The uplifting part is harder to fathom. She has done nothing that ought to make us feel good about ourselves—except survive. And yet, somehow, among middle-aged people, she personifies the longevity of some gauzy, dreamy, wounded state of innocence.
She’s forever what she was—and that makes us what we were. It gives you the shivers if you think about it too much.
But now, this pressed rose, her children growing up, her marriage (by tabloid reports and Manhattan whispers) not so good, needs something to do. So why not become the senator from New York?
(AP Image)
The fact that she has never had a job, other than as a retailer of sentimental poetry, and keeper of the flame, and occasional figure-head on commissions and committees, is beside the point. What she has is glamour—true, old-fashioned, gives-you-a-little-buzz glamour—which is quite remarkable, given the oddness, ungainliness, and general lack of sociability of the latter-generation Kennedys.
She may be the last Kennedy to have the touch and to be able to bestow it. She bestowed it on Barack Obama and it helped make him president. She said that Barack was the new JFK. Even though, if you think about it, there could hardly be two people more different than JFK and Barack Obama.
She offers an all-purpose mythology of political saintliness (the ghastly books she’s put her name to are all about this sort of sentimentality). She has lived a life off the celebrity grid—but at the same time very much on.
Assiduously courted by benefit committees and PR types, she’s a china doll. A kitschy presence. In real life, she is said to be rather droll and, even, quite captivating on the subject of her bizarre family (come on, they are bizarre) and unimaginable life. So much so that it is a kind of perk of power and status to get near to her at a dinner party or benefit gala and receive a small tidbit, an insight or witty view, about what it is really like to be a Kennedy.
She has also been a inveterate defender of the Kennedy life, cultivating well-placed media people. Indeed, she has her own media retainers whose status has risen through their relationship with her.

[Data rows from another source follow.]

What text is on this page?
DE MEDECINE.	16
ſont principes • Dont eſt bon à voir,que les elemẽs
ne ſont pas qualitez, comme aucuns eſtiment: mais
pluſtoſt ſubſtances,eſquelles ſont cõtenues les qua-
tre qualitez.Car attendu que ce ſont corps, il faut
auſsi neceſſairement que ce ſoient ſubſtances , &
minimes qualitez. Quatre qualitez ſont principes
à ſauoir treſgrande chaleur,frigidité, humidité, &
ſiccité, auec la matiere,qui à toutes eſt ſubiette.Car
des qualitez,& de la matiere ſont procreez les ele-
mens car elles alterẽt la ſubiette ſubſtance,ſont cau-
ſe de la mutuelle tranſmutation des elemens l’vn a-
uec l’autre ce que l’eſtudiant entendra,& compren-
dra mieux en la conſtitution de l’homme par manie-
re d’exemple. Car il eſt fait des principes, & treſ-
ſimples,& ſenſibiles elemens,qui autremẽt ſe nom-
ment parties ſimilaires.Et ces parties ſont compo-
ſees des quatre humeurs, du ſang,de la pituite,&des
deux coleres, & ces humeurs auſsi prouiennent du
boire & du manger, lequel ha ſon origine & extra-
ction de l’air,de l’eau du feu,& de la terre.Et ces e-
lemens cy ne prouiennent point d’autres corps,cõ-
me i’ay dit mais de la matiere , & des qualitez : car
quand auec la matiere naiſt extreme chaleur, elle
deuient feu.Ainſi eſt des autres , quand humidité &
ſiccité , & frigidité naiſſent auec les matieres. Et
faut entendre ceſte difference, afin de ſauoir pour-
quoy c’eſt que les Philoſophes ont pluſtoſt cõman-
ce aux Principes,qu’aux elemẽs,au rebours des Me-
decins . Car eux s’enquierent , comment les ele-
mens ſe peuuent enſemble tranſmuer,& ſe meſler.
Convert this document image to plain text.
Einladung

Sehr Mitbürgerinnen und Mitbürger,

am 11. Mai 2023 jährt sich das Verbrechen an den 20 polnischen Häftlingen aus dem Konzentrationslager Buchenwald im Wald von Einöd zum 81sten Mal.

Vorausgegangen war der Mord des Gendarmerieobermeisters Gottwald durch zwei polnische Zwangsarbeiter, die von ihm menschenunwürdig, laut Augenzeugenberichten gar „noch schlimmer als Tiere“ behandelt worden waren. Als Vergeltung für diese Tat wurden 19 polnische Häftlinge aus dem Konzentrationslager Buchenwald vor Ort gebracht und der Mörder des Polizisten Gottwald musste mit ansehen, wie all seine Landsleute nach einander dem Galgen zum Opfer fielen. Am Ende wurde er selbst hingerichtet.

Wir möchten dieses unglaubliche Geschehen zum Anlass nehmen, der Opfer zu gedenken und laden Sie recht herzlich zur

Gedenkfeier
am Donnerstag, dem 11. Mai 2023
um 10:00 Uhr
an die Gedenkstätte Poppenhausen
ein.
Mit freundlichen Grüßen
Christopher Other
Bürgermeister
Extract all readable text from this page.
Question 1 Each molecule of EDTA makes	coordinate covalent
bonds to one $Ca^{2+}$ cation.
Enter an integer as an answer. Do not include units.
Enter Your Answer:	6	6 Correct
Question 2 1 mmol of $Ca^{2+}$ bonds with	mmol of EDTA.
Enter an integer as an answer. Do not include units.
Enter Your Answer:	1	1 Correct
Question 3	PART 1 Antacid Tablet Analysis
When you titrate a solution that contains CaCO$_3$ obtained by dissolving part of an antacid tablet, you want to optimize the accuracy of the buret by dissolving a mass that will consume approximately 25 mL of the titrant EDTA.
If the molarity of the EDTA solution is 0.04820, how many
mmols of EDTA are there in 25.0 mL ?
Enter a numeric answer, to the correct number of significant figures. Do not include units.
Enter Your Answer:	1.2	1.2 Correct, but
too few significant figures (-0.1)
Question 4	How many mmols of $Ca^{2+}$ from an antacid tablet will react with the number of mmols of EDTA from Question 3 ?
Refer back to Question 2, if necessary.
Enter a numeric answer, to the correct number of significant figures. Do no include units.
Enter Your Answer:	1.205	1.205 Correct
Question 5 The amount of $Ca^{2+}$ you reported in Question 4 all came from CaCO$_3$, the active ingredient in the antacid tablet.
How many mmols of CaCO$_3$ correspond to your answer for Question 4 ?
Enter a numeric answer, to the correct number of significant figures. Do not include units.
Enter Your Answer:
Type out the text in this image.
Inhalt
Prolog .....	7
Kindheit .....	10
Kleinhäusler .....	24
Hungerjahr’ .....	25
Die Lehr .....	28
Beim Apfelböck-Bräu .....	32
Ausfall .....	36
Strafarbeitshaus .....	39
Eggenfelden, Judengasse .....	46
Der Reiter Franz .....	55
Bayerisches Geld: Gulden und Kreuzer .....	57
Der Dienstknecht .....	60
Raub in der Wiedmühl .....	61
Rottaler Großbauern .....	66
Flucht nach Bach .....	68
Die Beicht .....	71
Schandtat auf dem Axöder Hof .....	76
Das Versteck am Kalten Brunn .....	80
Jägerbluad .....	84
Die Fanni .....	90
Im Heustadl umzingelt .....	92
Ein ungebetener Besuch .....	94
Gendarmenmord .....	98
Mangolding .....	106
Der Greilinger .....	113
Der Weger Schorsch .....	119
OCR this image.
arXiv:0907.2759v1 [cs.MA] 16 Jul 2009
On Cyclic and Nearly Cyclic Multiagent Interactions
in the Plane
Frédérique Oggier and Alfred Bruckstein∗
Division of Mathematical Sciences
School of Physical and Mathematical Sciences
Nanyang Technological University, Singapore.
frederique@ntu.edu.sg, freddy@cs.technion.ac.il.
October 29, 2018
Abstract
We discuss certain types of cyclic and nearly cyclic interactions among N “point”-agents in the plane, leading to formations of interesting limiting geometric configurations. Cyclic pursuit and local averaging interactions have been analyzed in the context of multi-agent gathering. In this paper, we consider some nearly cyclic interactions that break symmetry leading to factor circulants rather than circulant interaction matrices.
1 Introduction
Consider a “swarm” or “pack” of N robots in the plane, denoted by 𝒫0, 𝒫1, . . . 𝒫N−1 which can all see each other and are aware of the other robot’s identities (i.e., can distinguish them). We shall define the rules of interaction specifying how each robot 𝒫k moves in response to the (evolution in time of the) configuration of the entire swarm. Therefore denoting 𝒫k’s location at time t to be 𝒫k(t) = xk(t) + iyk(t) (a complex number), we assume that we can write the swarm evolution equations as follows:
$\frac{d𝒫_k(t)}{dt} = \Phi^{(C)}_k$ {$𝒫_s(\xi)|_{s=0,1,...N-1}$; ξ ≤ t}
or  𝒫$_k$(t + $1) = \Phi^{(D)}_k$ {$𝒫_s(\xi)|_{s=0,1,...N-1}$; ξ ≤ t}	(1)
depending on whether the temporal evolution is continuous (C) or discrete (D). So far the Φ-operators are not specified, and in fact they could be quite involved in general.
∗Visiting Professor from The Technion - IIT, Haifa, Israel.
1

When the New York Post pursued a story about antics (Kennedy-type antics) involving her then 18-year-old daughter, Caroline went to Rupert Murdoch’s primary aide, Gary Ginsberg, formerly her brother John’s right-hand-man, who went to Murdoch, who quashed the Post’s story. In turn, she wrote a letter to Brearley, the private school in Manhattan where she sits on the board, when Murdoch’s daughter, Grace, was applying for kindergarten there.
Likewise, when Murdoch wanted an audience with Barack Obama, he went through Caroline (who, at that moment, was riding with Barack Obama in his car). All this is not in any way an indictment of her insiderism. Indeed, the attraction to her is precisely because she seems like the ultimate insider, the person who most knows the truth about power and celebrity, and the darkness of American public life (everybody else has to claw their way to insider status, compromising themselves as they climb the pole—she was born inside).
Now, the reality is she’s just a middle-aged Park Avenue housewife. Except how could she be? She’s a genuine historic artifact. So who’d begrudge her a Senate seat?